How Senate GOP leaders will bridge those concerns remains a mystery. The GOP’s narrow vote margin in the chamber scuttled efforts to repeal Obamacare earlier this year. But the tax effort represents the party’s last best chance to go home for Christmas with a major legislative achievement during President Donald Trump’s first year in office.
State Tax Break
Even if the GOP can get 50 Republican senators on board, it also has to get 218 representatives to support the final plan. As it stands, the House bill has key differences from the Senate version.
One major sticking point will be individuals’ state and local tax deductions -- the Senate bill ends them entirely, while the House bill allows as much as $10,000 in deductible property taxes. The House version’s compromise was critical to winning the votes of lawmakers in high-tax districts such as New Jersey’s Tom MacArthur, Virginia’s Barbara Comstock, New York’s Tom Reed and Pennsylvania’s Ryan Costello.
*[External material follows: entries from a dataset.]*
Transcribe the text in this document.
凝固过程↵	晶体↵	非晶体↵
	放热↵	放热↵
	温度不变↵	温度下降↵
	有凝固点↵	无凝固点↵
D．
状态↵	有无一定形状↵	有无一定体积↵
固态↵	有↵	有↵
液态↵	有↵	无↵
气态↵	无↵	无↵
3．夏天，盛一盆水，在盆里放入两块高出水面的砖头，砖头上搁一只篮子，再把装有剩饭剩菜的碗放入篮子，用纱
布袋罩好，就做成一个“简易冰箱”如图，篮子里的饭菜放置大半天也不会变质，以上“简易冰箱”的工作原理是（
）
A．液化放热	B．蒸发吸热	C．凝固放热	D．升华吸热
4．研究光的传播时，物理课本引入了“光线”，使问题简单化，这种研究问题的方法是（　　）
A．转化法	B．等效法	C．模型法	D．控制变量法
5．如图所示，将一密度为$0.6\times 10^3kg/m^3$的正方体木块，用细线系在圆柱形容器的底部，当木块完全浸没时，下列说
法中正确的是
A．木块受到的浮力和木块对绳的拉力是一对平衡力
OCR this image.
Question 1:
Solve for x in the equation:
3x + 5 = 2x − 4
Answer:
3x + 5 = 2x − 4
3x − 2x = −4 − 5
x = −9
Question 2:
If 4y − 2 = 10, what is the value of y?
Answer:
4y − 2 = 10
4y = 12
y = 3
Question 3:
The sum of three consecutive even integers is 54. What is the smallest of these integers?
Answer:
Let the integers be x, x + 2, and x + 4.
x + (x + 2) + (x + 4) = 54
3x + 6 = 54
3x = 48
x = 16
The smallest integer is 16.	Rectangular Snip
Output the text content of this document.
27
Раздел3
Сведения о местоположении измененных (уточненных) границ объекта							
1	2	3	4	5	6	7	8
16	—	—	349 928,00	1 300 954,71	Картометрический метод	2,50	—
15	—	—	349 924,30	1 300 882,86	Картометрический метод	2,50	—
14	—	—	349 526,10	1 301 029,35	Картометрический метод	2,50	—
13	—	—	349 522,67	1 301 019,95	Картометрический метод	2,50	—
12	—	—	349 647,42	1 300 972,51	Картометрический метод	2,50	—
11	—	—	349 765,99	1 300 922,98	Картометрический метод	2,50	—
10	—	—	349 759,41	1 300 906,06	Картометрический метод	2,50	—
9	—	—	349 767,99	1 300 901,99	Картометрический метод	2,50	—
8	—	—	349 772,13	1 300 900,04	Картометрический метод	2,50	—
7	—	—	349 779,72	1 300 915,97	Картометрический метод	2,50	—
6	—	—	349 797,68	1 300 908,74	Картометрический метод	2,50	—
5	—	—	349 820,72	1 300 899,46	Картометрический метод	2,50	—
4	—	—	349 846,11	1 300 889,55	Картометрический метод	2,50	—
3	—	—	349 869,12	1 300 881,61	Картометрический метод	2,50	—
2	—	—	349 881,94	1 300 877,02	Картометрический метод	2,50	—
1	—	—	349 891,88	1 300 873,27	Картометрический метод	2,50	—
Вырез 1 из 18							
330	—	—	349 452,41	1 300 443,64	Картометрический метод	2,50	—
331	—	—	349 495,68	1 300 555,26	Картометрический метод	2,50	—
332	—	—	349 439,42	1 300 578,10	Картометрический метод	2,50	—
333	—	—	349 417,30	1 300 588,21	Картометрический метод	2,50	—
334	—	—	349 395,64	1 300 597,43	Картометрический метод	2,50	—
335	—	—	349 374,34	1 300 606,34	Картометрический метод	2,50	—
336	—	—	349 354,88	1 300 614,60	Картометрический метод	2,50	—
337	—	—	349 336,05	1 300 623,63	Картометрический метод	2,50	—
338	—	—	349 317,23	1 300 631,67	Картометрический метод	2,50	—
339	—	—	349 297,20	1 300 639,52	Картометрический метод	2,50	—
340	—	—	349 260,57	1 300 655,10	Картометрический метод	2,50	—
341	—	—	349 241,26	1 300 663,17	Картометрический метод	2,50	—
The Senate has no Republicans who represent the states most dependent on SALT -- New York, New Jersey, California and Illinois -- and its tax writers are relying on fully repealing the tax break to raise revenue to comply with Senate rules. But that could mean jeopardizing the legislation when it returns to the House. Comstock and Costello -- who are top Democratic targets in the 2018 elections -- both described their “yes” votes on Thursday as intended to advance the process, and wouldn’t commit to backing the final bill.
“We’re going to continue to work on it,” Comstock said. “Legislation is a process. It always is.”